Similar reports have emerged from stores in Liverpool and Bristol, with eyewitnesses reporting in the latter store that a man had to be restrained by security guards after becoming annoyed that he could only buy a single TV. (The Independent)
I say, “went wrong”. I bet somewhere at Asda Towers, somebody in Marketing was figuring that this much publicity was great news for next year’s “Black Friday”. Imagine the publicity shots, last payday in November next year – people lining up outside Asda in the small hours, tooled up with baseball bats and cycling helmets – it’ll be quite the party atmosphere.
What’s wrong with us? What causes normal people – probably quite sensible the rest of the year – to go and kick a disabled person to the ground to get a good sale bargain? We can map the human genome, we can watch a comet crash into the sun. But we can’t control ourselves when there’s a telly going cheap, and we can’t even stop leaves stopping trains. The greater we think we are – the better we are at falling. And even good, middle-of-the-road Anglicans or Lib Dems, who basically think everybody’s got the potential to be nice and Charles Manson was just a misunderstood hippy who needed attention – even they have to stop every now and then and realise that what Francis Spufford calls the HPtFtU is alive, and well, and living in all of us. That we act on a gigantic scale but behave like incompetent children. And not nice children. Those nasty children from that council estate you warn your children to stay well away from. Because if you keep your children away from those children, then they might grow up to be respectable people – local politicians, or Methodist Ministers, or in charge of major banks or…. tell you what, let’s not pursue that line too far, eh? Send them down the estate to play with those kids. It’ll be safer in the long run.
And in the middle of that, in 8th Century BC Judah, as the Kings are running the shop as tyrants – and the country swings from good to bad, from Baal to Jehovah, as the nations around them gather for the next pop, with the Assyrians breathing fire and the Babylonians waiting in the wings, just over the North/Eastern horizon, Isaiah stands up and says – One Day.
- One Day, the Lord’s Temple will be raised up above everything else.
- One Day, everyone will see the light.
- One Day, people will stream to worship God
- One Day, they’ll all climb up on God’s mountain, to worship him there.

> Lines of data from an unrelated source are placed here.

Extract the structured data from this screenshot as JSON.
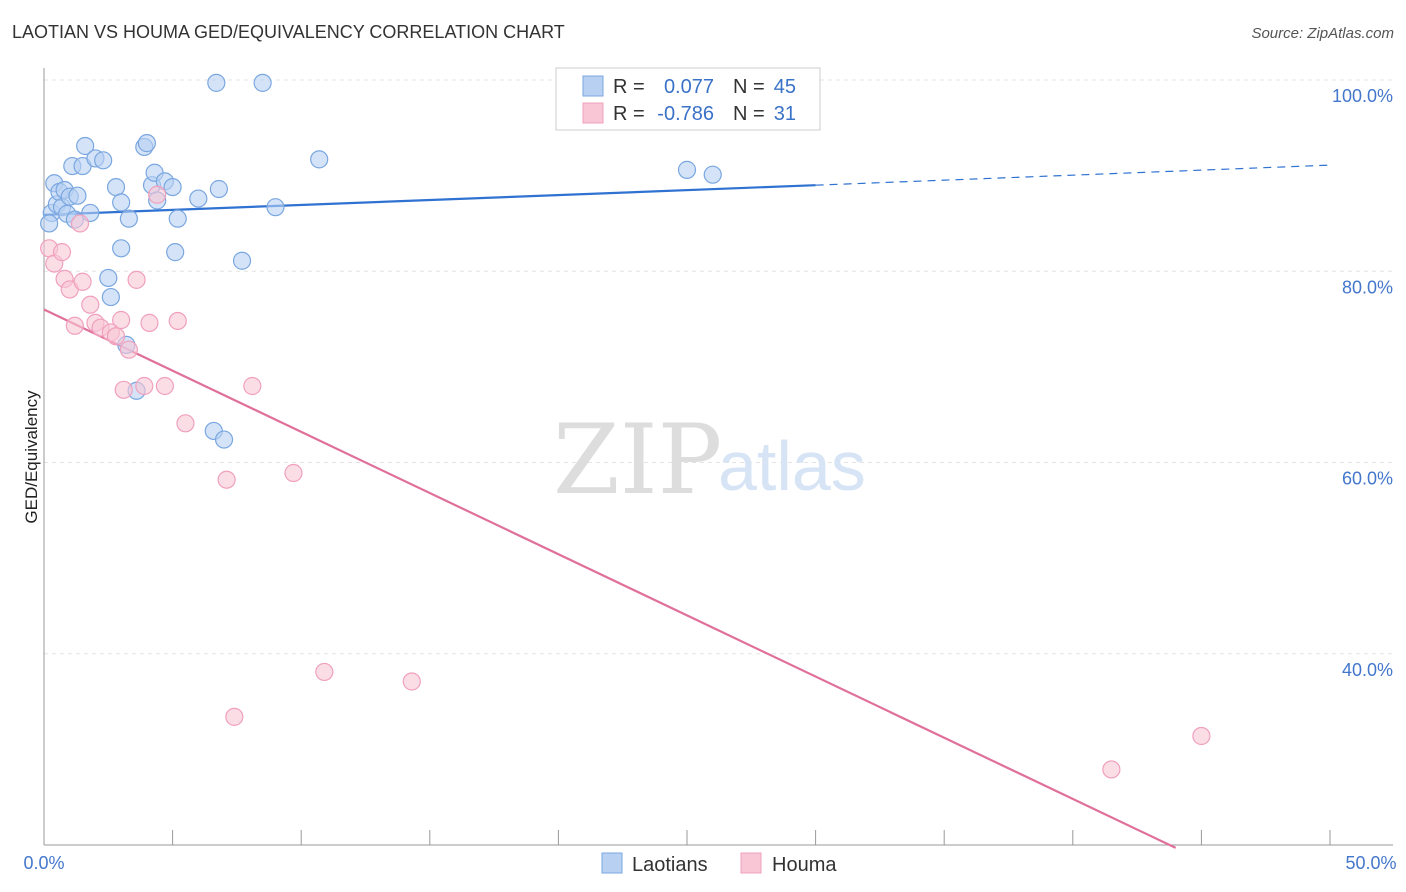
{
  "title": "LAOTIAN VS HOUMA GED/EQUIVALENCY CORRELATION CHART",
  "source": "Source: ZipAtlas.com",
  "watermark": {
    "zip": "ZIP",
    "atlas": "atlas"
  },
  "legend": {
    "rows": [
      {
        "r_label": "R =",
        "r_value": "0.077",
        "n_label": "N =",
        "n_value": "45",
        "color": "#b8d1f3"
      },
      {
        "r_label": "R =",
        "r_value": "-0.786",
        "n_label": "N =",
        "n_value": "31",
        "color": "#f9c6d6"
      }
    ]
  },
  "chart_data": {
    "type": "scatter",
    "title": "LAOTIAN VS HOUMA GED/EQUIVALENCY CORRELATION CHART",
    "xlabel": "",
    "ylabel": "GED/Equivalency",
    "xlim": [
      0,
      50
    ],
    "ylim": [
      20,
      102
    ],
    "x_tick_labels": [
      "0.0%",
      "50.0%"
    ],
    "y_ticks": [
      40,
      60,
      80,
      100
    ],
    "y_tick_labels": [
      "40.0%",
      "60.0%",
      "80.0%",
      "100.0%"
    ],
    "grid": true,
    "series": [
      {
        "name": "Laotians",
        "color": "#7aa7e0",
        "fill": "#b8d1f3",
        "line_color": "#2f72d1",
        "trend": {
          "x0": 0,
          "y0": 85.9,
          "x1": 30,
          "y1": 89.0,
          "dash_to_x": 50,
          "dash_to_y": 91.1
        },
        "points": [
          [
            0.3,
            86.1
          ],
          [
            0.4,
            89.2
          ],
          [
            0.5,
            87.0
          ],
          [
            0.6,
            88.3
          ],
          [
            0.7,
            86.7
          ],
          [
            0.8,
            88.5
          ],
          [
            0.9,
            86.0
          ],
          [
            1.0,
            87.8
          ],
          [
            1.1,
            91.0
          ],
          [
            1.2,
            85.4
          ],
          [
            1.3,
            87.9
          ],
          [
            1.5,
            91.0
          ],
          [
            1.6,
            93.1
          ],
          [
            1.8,
            86.1
          ],
          [
            2.0,
            91.8
          ],
          [
            2.3,
            91.6
          ],
          [
            2.5,
            79.3
          ],
          [
            2.6,
            77.3
          ],
          [
            2.8,
            88.8
          ],
          [
            3.0,
            87.2
          ],
          [
            3.0,
            82.4
          ],
          [
            3.2,
            72.3
          ],
          [
            3.3,
            85.5
          ],
          [
            3.6,
            67.5
          ],
          [
            3.9,
            93.0
          ],
          [
            4.0,
            93.4
          ],
          [
            4.2,
            89.0
          ],
          [
            4.3,
            90.3
          ],
          [
            4.4,
            87.4
          ],
          [
            4.7,
            89.4
          ],
          [
            5.0,
            88.8
          ],
          [
            5.1,
            82.0
          ],
          [
            5.2,
            85.5
          ],
          [
            6.0,
            87.6
          ],
          [
            6.6,
            63.3
          ],
          [
            6.7,
            99.7
          ],
          [
            6.8,
            88.6
          ],
          [
            7.0,
            62.4
          ],
          [
            7.7,
            81.1
          ],
          [
            8.5,
            99.7
          ],
          [
            9.0,
            86.7
          ],
          [
            10.7,
            91.7
          ],
          [
            25.0,
            90.6
          ],
          [
            26.0,
            90.1
          ],
          [
            0.2,
            85.0
          ]
        ]
      },
      {
        "name": "Houma",
        "color": "#f0a0bd",
        "fill": "#f9c6d6",
        "line_color": "#e0709a",
        "trend": {
          "x0": 0,
          "y0": 76.0,
          "x1": 44,
          "y1": 19.7
        },
        "points": [
          [
            0.2,
            82.4
          ],
          [
            0.4,
            80.8
          ],
          [
            0.7,
            82.0
          ],
          [
            0.8,
            79.2
          ],
          [
            1.0,
            78.1
          ],
          [
            1.2,
            74.3
          ],
          [
            1.4,
            85.0
          ],
          [
            1.5,
            78.9
          ],
          [
            1.8,
            76.5
          ],
          [
            2.0,
            74.6
          ],
          [
            2.2,
            74.1
          ],
          [
            2.6,
            73.6
          ],
          [
            2.8,
            73.2
          ],
          [
            3.0,
            74.9
          ],
          [
            3.1,
            67.6
          ],
          [
            3.3,
            71.8
          ],
          [
            3.6,
            79.1
          ],
          [
            3.9,
            68.0
          ],
          [
            4.1,
            74.6
          ],
          [
            4.4,
            88.0
          ],
          [
            4.7,
            68.0
          ],
          [
            5.2,
            74.8
          ],
          [
            5.5,
            64.1
          ],
          [
            7.1,
            58.2
          ],
          [
            7.4,
            33.4
          ],
          [
            8.1,
            68.0
          ],
          [
            9.7,
            58.9
          ],
          [
            10.9,
            38.1
          ],
          [
            14.3,
            37.1
          ],
          [
            41.5,
            27.9
          ],
          [
            45.0,
            31.4
          ]
        ]
      }
    ]
  }
}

- One Day, there won’t be fights in Asda over cheap tellies
- One Day, there won’t be any more leaves on the line.
- One Day, bureaucrats won’t produce 60,000 pages of documentation about a train line nobody in their right minds would want to build if their folly and pride wasn’t higher than the pile of railway specs.
- One Day, people won’t need to go to Birmingham.
- One Day, people won’t even make cheap cracks about Birmingham, like I just did.
- One Day, things will be good, and human’s won’t mess the place up, and we will have ploughshares not swords – and we’ll have stopped David Cameron beating the ploughshares into rails, for his silly railway scheme.
- One Day, all things will be well.
Today probably isn’t One Day.
But it’s a day.
We can work towards that One Day. We can beat our own swords – the small, personal stabs we give to other people, the anger and the petty hatreds – into tiny ploughshares that break up the stony ground of poor relationships and allow seed to grow. We can look up to the Lord. We can raise him up in our hearts. We can set out to climb that mountain of the Lord – knowing that it will be One Day before we get to the top.
Or, at the very least, we can avoid punching people in Asda. Surely that’s not much to ask?
It’s not One Day. But it is, at least, a day.